Experts on crisis and science communication offered another suggestion: Bring members from across the political spectrum into the same pro-vaccine messaging campaign. That means involving community organizations on the ground, especially among groups that have a heightened vaccine reluctance. One of the letters to the transition singles out hesitancy among Black and Latinx Americans, as well as women, who respectively have legitimate reasons for distrusting the healthcare system.

Sandra Crouse Quinn, a professor at the University of Maryland who studies health equity, said, “Disinformation and misinformation at present is echoing what's already there and amplifying what's already there.”

Donovan said Biden’s approach will need to go beyond addressing gaps in knowledge and putting out accurate information for people to find — because inaccurate information travels faster online, and it’s often more shareable.

“I think this position, whoever it is, has to call attention to both the supply side and the demand side for misinformation and crank up the volume on timely, local, relevant, and accurate information, while also figuring out how to dial down misinformation at scale,” she said. “That requires a strong advocate for the truth [who also] understands how social media constitutes a part of the problem.”

Seeger of Wayne State University agrees. “Rumors, misinformation, [and] distortions occur primarily when there is an absence of credible information, and that’s what has happened in this particular circumstance. There has been insufficient credible and consistent messaging, and that has allowed some of these other messages to emerge,” he said. “We need to make sure we sort of flood the zone with accurate messages when those inaccurate messages are out there.”

Some federal agencies have made attempts at controlling rumors in the past but get bogged down in the distribution, Donovan said. Leveraging both social media and on-the-ground community leaders is key for her and for other experts who have studied the field.

“For every influencer that steps in to advocate for the truth, there are hundreds or thousands that are trying to make a dollar off the pandemic or are trying to dissuade people that intervention is going to help,” she said.

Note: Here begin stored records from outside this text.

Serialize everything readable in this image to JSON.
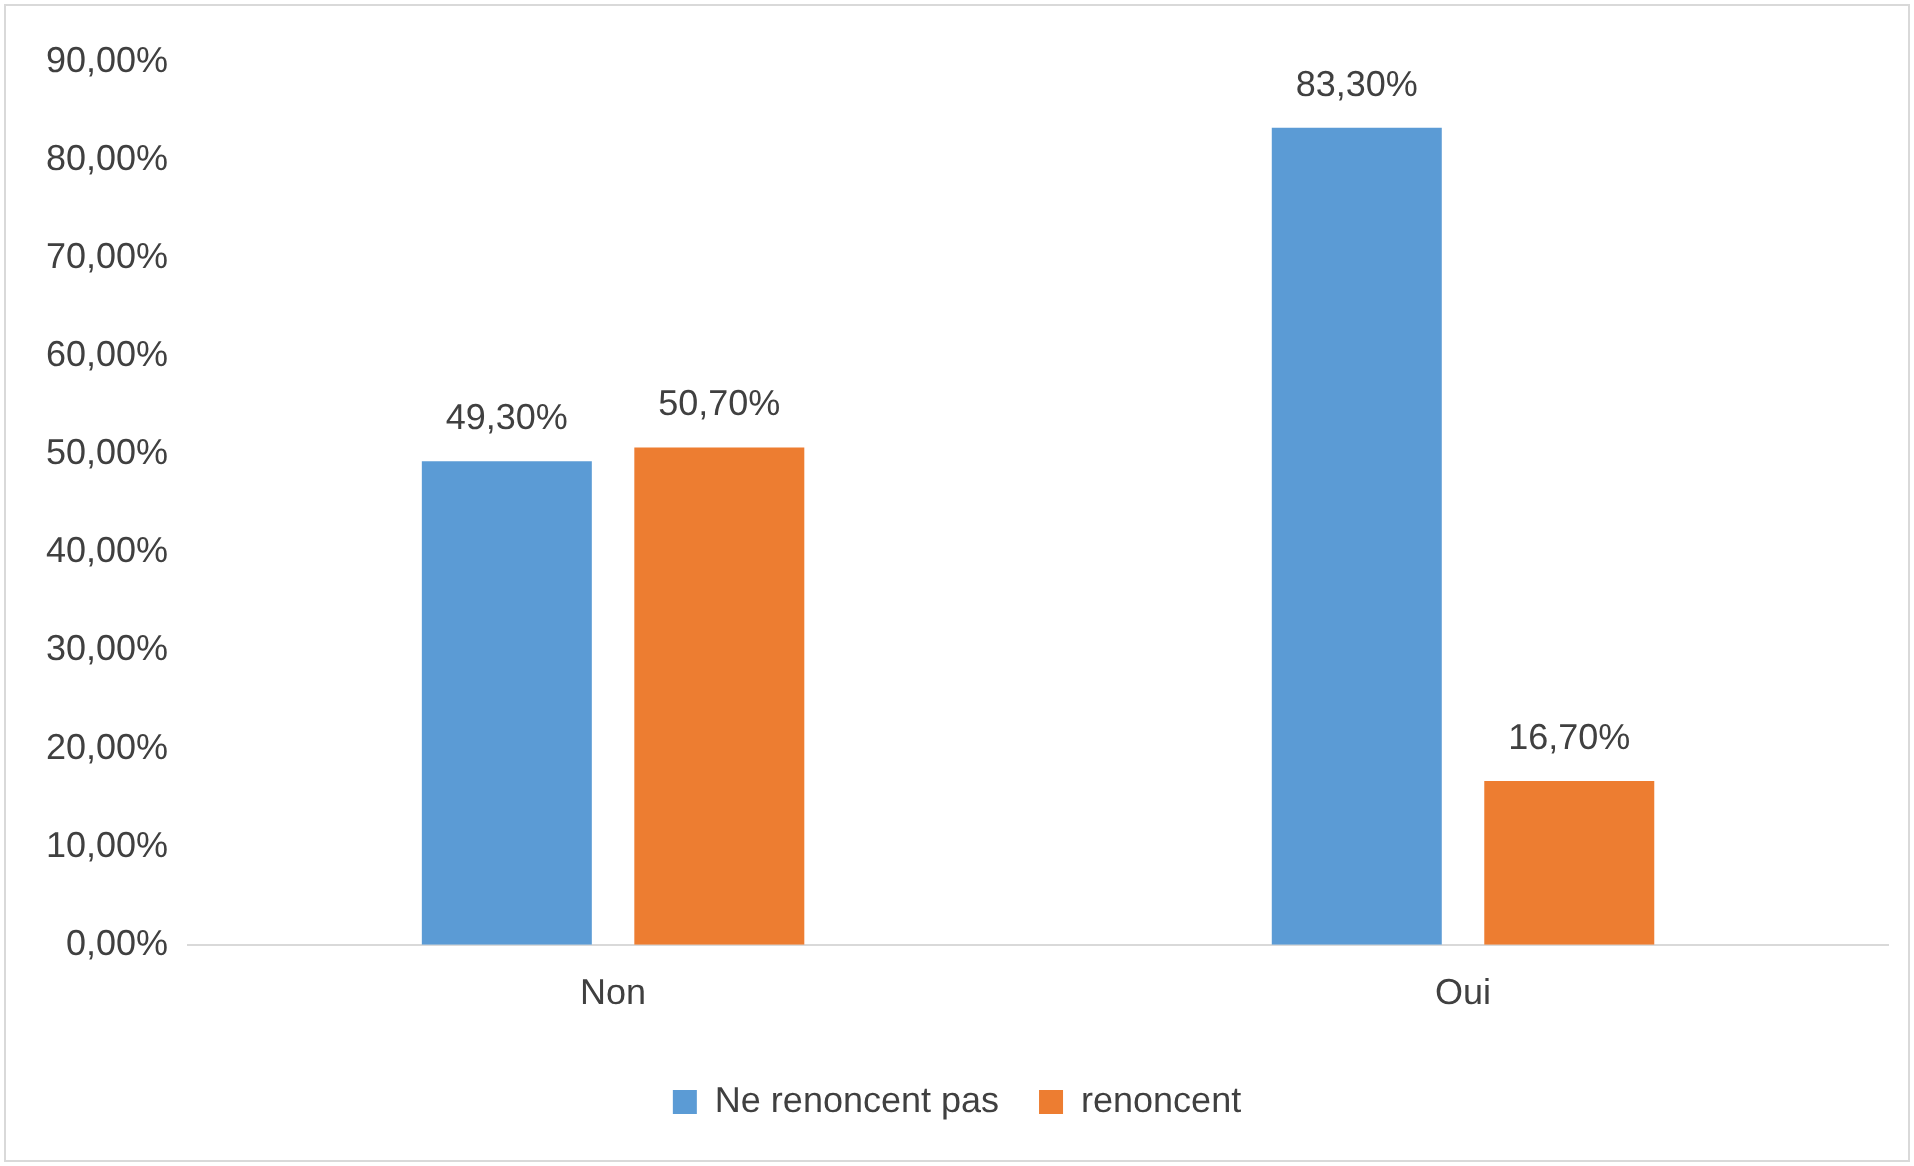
{
  "chart_data": {
    "type": "bar",
    "categories": [
      "Non",
      "Oui"
    ],
    "series": [
      {
        "name": "Ne renoncent pas",
        "color": "#5b9bd5",
        "values": [
          49.3,
          83.3
        ],
        "value_labels": [
          "49,30%",
          "83,30%"
        ]
      },
      {
        "name": "renoncent",
        "color": "#ed7d31",
        "values": [
          50.7,
          16.7
        ],
        "value_labels": [
          "50,70%",
          "16,70%"
        ]
      }
    ],
    "ylim": [
      0,
      90
    ],
    "yticks": [
      {
        "value": 0,
        "label": "0,00%"
      },
      {
        "value": 10,
        "label": "10,00%"
      },
      {
        "value": 20,
        "label": "20,00%"
      },
      {
        "value": 30,
        "label": "30,00%"
      },
      {
        "value": 40,
        "label": "40,00%"
      },
      {
        "value": 50,
        "label": "50,00%"
      },
      {
        "value": 60,
        "label": "60,00%"
      },
      {
        "value": 70,
        "label": "70,00%"
      },
      {
        "value": 80,
        "label": "80,00%"
      },
      {
        "value": 90,
        "label": "90,00%"
      }
    ],
    "grid": false,
    "legend": "bottom"
  }
}
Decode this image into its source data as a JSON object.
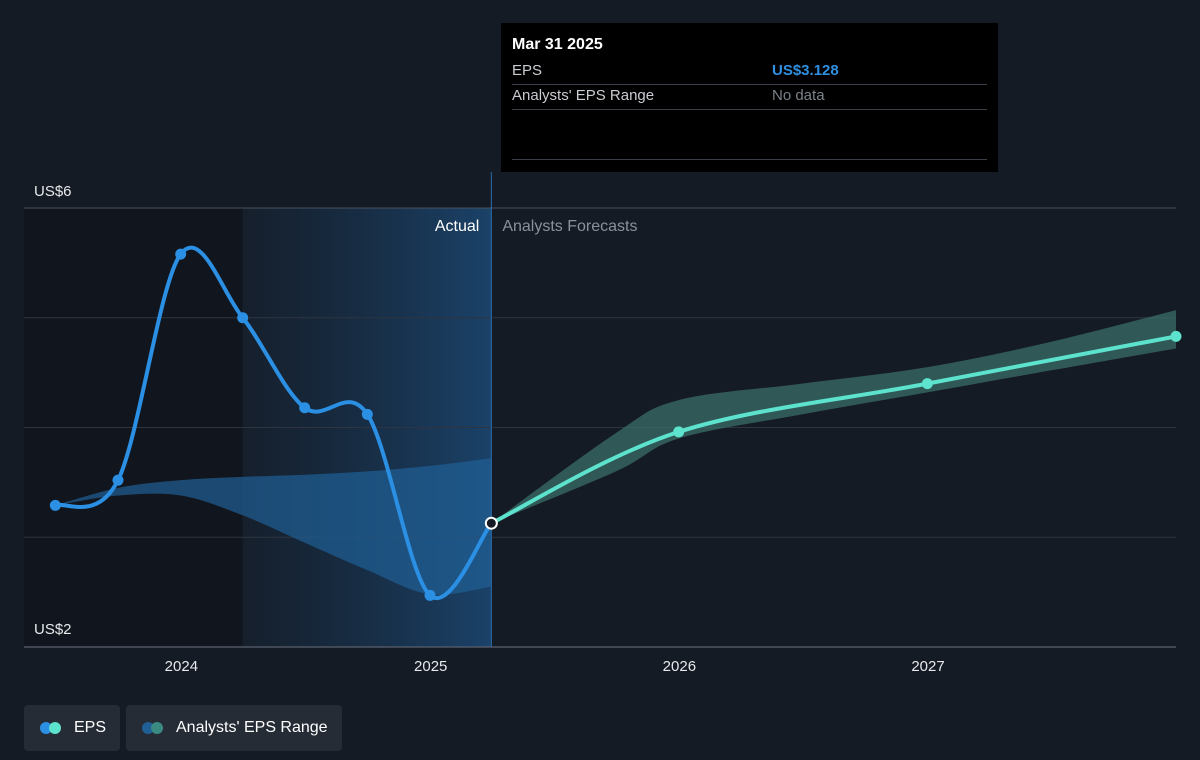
{
  "colors": {
    "background": "#151b24",
    "eps_actual": "#2b8fe3",
    "eps_forecast": "#5de2cd",
    "range_actual": "#1f5f96",
    "range_forecast": "#3a6d68",
    "tooltip_eps_value": "#2f8fe0",
    "gridline": "#2e3540"
  },
  "tooltip": {
    "date": "Mar 31 2025",
    "rows": [
      {
        "label": "EPS",
        "value": "US$3.128"
      },
      {
        "label": "Analysts' EPS Range",
        "value": "No data"
      }
    ]
  },
  "legend": {
    "items": [
      {
        "label": "EPS",
        "icon": "eps-dots-icon"
      },
      {
        "label": "Analysts' EPS Range",
        "icon": "range-dots-icon"
      }
    ]
  },
  "chart_data": {
    "type": "line",
    "y_axis_labels": [
      "US$6",
      "US$2"
    ],
    "ylim": [
      2,
      6
    ],
    "xlim": [
      "2023-05-15",
      "2027-12-31"
    ],
    "x_tick_labels": [
      "2024",
      "2025",
      "2026",
      "2027"
    ],
    "x_ticks": [
      "2024-01-01",
      "2025-01-01",
      "2026-01-01",
      "2027-01-01"
    ],
    "region_labels": {
      "actual": "Actual",
      "forecast": "Analysts Forecasts"
    },
    "divider_date": "2025-03-31",
    "highlight_start": "2024-03-31",
    "grid": true,
    "series": [
      {
        "name": "EPS",
        "kind": "actual",
        "points": [
          {
            "x": "2023-06-30",
            "y": 3.29
          },
          {
            "x": "2023-09-30",
            "y": 3.52
          },
          {
            "x": "2023-12-31",
            "y": 5.58
          },
          {
            "x": "2024-03-31",
            "y": 5.0
          },
          {
            "x": "2024-06-30",
            "y": 4.18
          },
          {
            "x": "2024-09-30",
            "y": 4.12
          },
          {
            "x": "2024-12-31",
            "y": 2.47
          },
          {
            "x": "2025-03-31",
            "y": 3.128
          }
        ]
      },
      {
        "name": "EPS",
        "kind": "forecast",
        "points": [
          {
            "x": "2025-03-31",
            "y": 3.128
          },
          {
            "x": "2025-12-31",
            "y": 3.96
          },
          {
            "x": "2026-12-31",
            "y": 4.4
          },
          {
            "x": "2027-12-31",
            "y": 4.83
          }
        ]
      }
    ],
    "range_actual": {
      "x": [
        "2023-06-30",
        "2023-09-30",
        "2023-12-31",
        "2024-03-31",
        "2024-06-30",
        "2024-09-30",
        "2024-12-31",
        "2025-03-31"
      ],
      "upper": [
        3.29,
        3.45,
        3.52,
        3.55,
        3.57,
        3.6,
        3.65,
        3.72
      ],
      "lower": [
        3.29,
        3.38,
        3.38,
        3.2,
        2.95,
        2.7,
        2.48,
        2.55
      ]
    },
    "range_forecast": {
      "x": [
        "2025-03-31",
        "2025-09-30",
        "2025-12-31",
        "2026-06-30",
        "2026-12-31",
        "2027-06-30",
        "2027-12-31"
      ],
      "upper": [
        3.128,
        3.95,
        4.25,
        4.4,
        4.55,
        4.78,
        5.07
      ],
      "lower": [
        3.128,
        3.6,
        3.9,
        4.12,
        4.32,
        4.52,
        4.72
      ]
    }
  }
}
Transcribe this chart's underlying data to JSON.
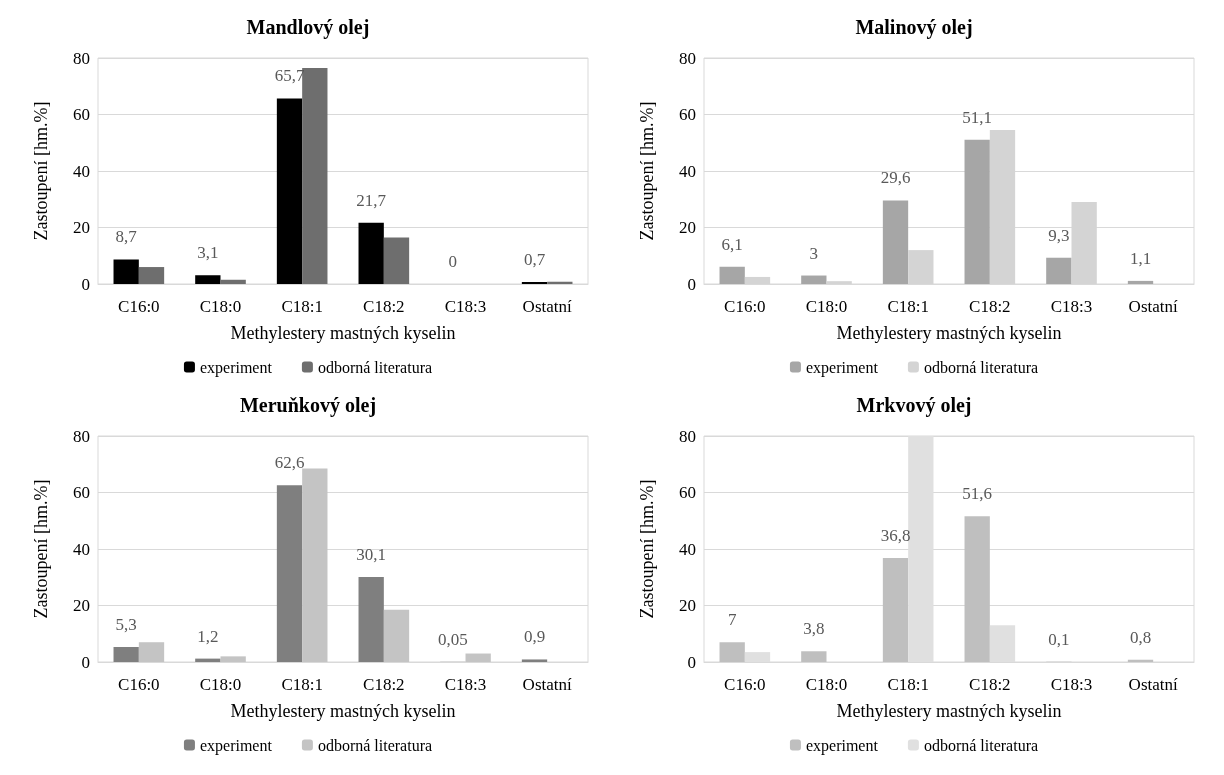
{
  "chart_data": [
    {
      "type": "bar",
      "title": "Mandlový olej",
      "xlabel": "Methylestery mastných kyselin",
      "ylabel": "Zastoupení [hm.%]",
      "categories": [
        "C16:0",
        "C18:0",
        "C18:1",
        "C18:2",
        "C18:3",
        "Ostatní"
      ],
      "ylim": [
        0,
        80
      ],
      "yticks": [
        0,
        20,
        40,
        60,
        80
      ],
      "grid": "y",
      "legend": "bottom",
      "series": [
        {
          "name": "experiment",
          "color": "#000000",
          "values": [
            8.7,
            3.1,
            65.7,
            21.7,
            0,
            0.7
          ],
          "value_labels": [
            "8,7",
            "3,1",
            "65,7",
            "21,7",
            "0",
            "0,7"
          ]
        },
        {
          "name": "odborná literatura",
          "color": "#6e6e6e",
          "values": [
            6,
            1.5,
            76.5,
            16.5,
            0,
            0.8
          ]
        }
      ]
    },
    {
      "type": "bar",
      "title": "Malinový olej",
      "xlabel": "Methylestery mastných kyselin",
      "ylabel": "Zastoupení [hm.%]",
      "categories": [
        "C16:0",
        "C18:0",
        "C18:1",
        "C18:2",
        "C18:3",
        "Ostatní"
      ],
      "ylim": [
        0,
        80
      ],
      "yticks": [
        0,
        20,
        40,
        60,
        80
      ],
      "grid": "y",
      "legend": "bottom",
      "series": [
        {
          "name": "experiment",
          "color": "#a6a6a6",
          "values": [
            6.1,
            3,
            29.6,
            51.1,
            9.3,
            1.1
          ],
          "value_labels": [
            "6,1",
            "3",
            "29,6",
            "51,1",
            "9,3",
            "1,1"
          ]
        },
        {
          "name": "odborná literatura",
          "color": "#d4d4d4",
          "values": [
            2.5,
            1,
            12,
            54.5,
            29,
            0
          ]
        }
      ]
    },
    {
      "type": "bar",
      "title": "Meruňkový olej",
      "xlabel": "Methylestery mastných kyselin",
      "ylabel": "Zastoupení [hm.%]",
      "categories": [
        "C16:0",
        "C18:0",
        "C18:1",
        "C18:2",
        "C18:3",
        "Ostatní"
      ],
      "ylim": [
        0,
        80
      ],
      "yticks": [
        0,
        20,
        40,
        60,
        80
      ],
      "grid": "y",
      "legend": "bottom",
      "series": [
        {
          "name": "experiment",
          "color": "#7f7f7f",
          "values": [
            5.3,
            1.2,
            62.6,
            30.1,
            0.05,
            0.9
          ],
          "value_labels": [
            "5,3",
            "1,2",
            "62,6",
            "30,1",
            "0,05",
            "0,9"
          ]
        },
        {
          "name": "odborná literatura",
          "color": "#c4c4c4",
          "values": [
            7,
            2,
            68.5,
            18.5,
            3,
            0
          ]
        }
      ]
    },
    {
      "type": "bar",
      "title": "Mrkvový olej",
      "xlabel": "Methylestery mastných kyselin",
      "ylabel": "Zastoupení [hm.%]",
      "categories": [
        "C16:0",
        "C18:0",
        "C18:1",
        "C18:2",
        "C18:3",
        "Ostatní"
      ],
      "ylim": [
        0,
        80
      ],
      "yticks": [
        0,
        20,
        40,
        60,
        80
      ],
      "grid": "y",
      "legend": "bottom",
      "series": [
        {
          "name": "experiment",
          "color": "#bfbfbf",
          "values": [
            7,
            3.8,
            36.8,
            51.6,
            0.1,
            0.8
          ],
          "value_labels": [
            "7",
            "3,8",
            "36,8",
            "51,6",
            "0,1",
            "0,8"
          ]
        },
        {
          "name": "odborná literatura",
          "color": "#e0e0e0",
          "values": [
            3.5,
            0,
            80,
            13,
            0,
            0
          ]
        }
      ]
    }
  ]
}
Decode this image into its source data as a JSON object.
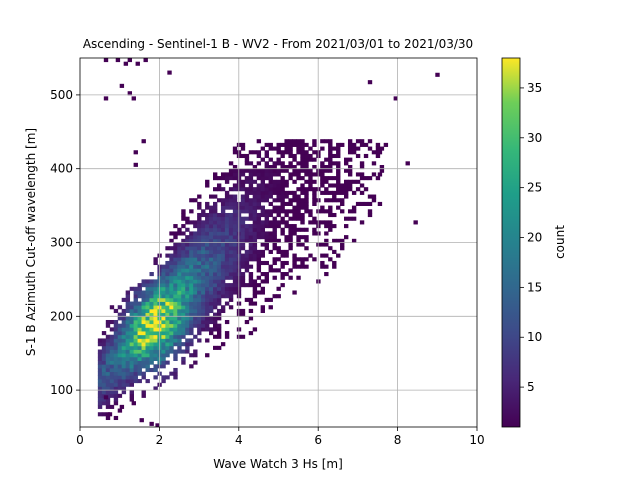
{
  "chart_data": {
    "type": "heatmap",
    "title": "Ascending - Sentinel-1 B - WV2 - From 2021/03/01 to 2021/03/30",
    "xlabel": "Wave Watch 3 Hs [m]",
    "ylabel": "S-1 B Azimuth Cut-off wavelength [m]",
    "xlim": [
      0,
      10
    ],
    "ylim": [
      50,
      550
    ],
    "xticks": [
      0,
      2,
      4,
      6,
      8,
      10
    ],
    "yticks": [
      100,
      200,
      300,
      400,
      500
    ],
    "grid": true,
    "colorbar": {
      "label": "count",
      "colormap": "viridis",
      "range": [
        1,
        38
      ],
      "ticks": [
        5,
        10,
        15,
        20,
        25,
        30,
        35
      ]
    },
    "distribution": {
      "description_of_cloud": "2D histogram of counts; dense core near Hs 1.9 m and cutoff 190 m, elongated along roughly 200 + 55*(Hs-2) m",
      "core_center": [
        1.9,
        185
      ],
      "peak_count": 38,
      "outliers": [
        [
          0.6,
          545
        ],
        [
          0.9,
          545
        ],
        [
          1.1,
          540
        ],
        [
          1.2,
          545
        ],
        [
          1.4,
          540
        ],
        [
          1.6,
          545
        ],
        [
          0.6,
          493
        ],
        [
          1.0,
          510
        ],
        [
          1.2,
          500
        ],
        [
          1.3,
          493
        ],
        [
          2.2,
          528
        ],
        [
          1.55,
          435
        ],
        [
          1.35,
          420
        ],
        [
          1.35,
          403
        ],
        [
          8.95,
          525
        ],
        [
          7.25,
          515
        ],
        [
          7.9,
          493
        ],
        [
          0.7,
          65
        ],
        [
          1.0,
          75
        ],
        [
          1.3,
          80
        ],
        [
          1.5,
          57
        ],
        [
          1.75,
          52
        ],
        [
          1.9,
          50
        ],
        [
          0.6,
          88
        ],
        [
          8.2,
          405
        ],
        [
          7.5,
          420
        ],
        [
          7.5,
          390
        ],
        [
          8.4,
          325
        ],
        [
          7.5,
          350
        ],
        [
          6.0,
          390
        ]
      ]
    }
  }
}
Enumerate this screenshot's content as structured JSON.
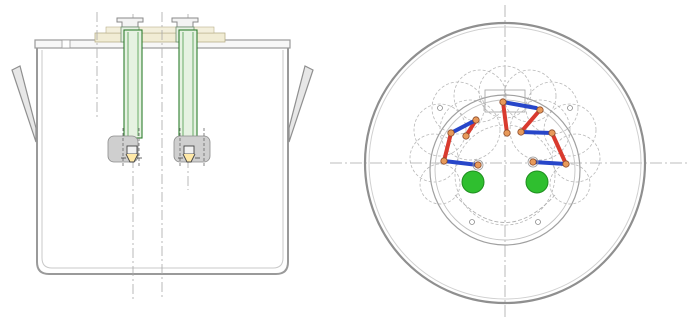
{
  "drawing": {
    "views": [
      "side-section-view",
      "top-plan-view"
    ],
    "colors": {
      "background": "#ffffff",
      "outline": "#9a9a9a",
      "outline_dark": "#777777",
      "centerline": "#a8a8a8",
      "construction": "#b8b8b8",
      "tube_fill": "#e6f2e2",
      "tube_stroke": "#2f7d2f",
      "flange_fill": "#f1ecd4",
      "block_fill": "#cfcfcf",
      "handle_fill": "#e7e7e7",
      "link_red": "#d93a2e",
      "link_blue": "#2746c9",
      "joint_fill": "#e89a5a",
      "port_green": "#2fbf2f"
    }
  }
}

Some of that unified messaging has already started, particularly as vaccines roll out in the US and the UK. Chris Christie, New Jersey’s former governor and a Trump adviser who was briefly hospitalized with the coronavirus, released a new ad encouraging wearing a mask. The Biden team has released an ad advocating for mask-wearing on Twitter.

Actors, nurses, and retirement home residents alike are making happy announcements about vaccinations. Online discourse consists not only of unsettling falsehoods about how vaccines work but also endless memes, jokes, and TikToks echoing the excitement of the light at the end of the tunnel.

“One of the big problems with the truth online as an object is that the truth is boring,” Donovan said. “The truth usually isn't riddled with scandal, and there's nothing that makes the truth something to share. It's almost as if when you share information that is truthful online, you're performing a public service.”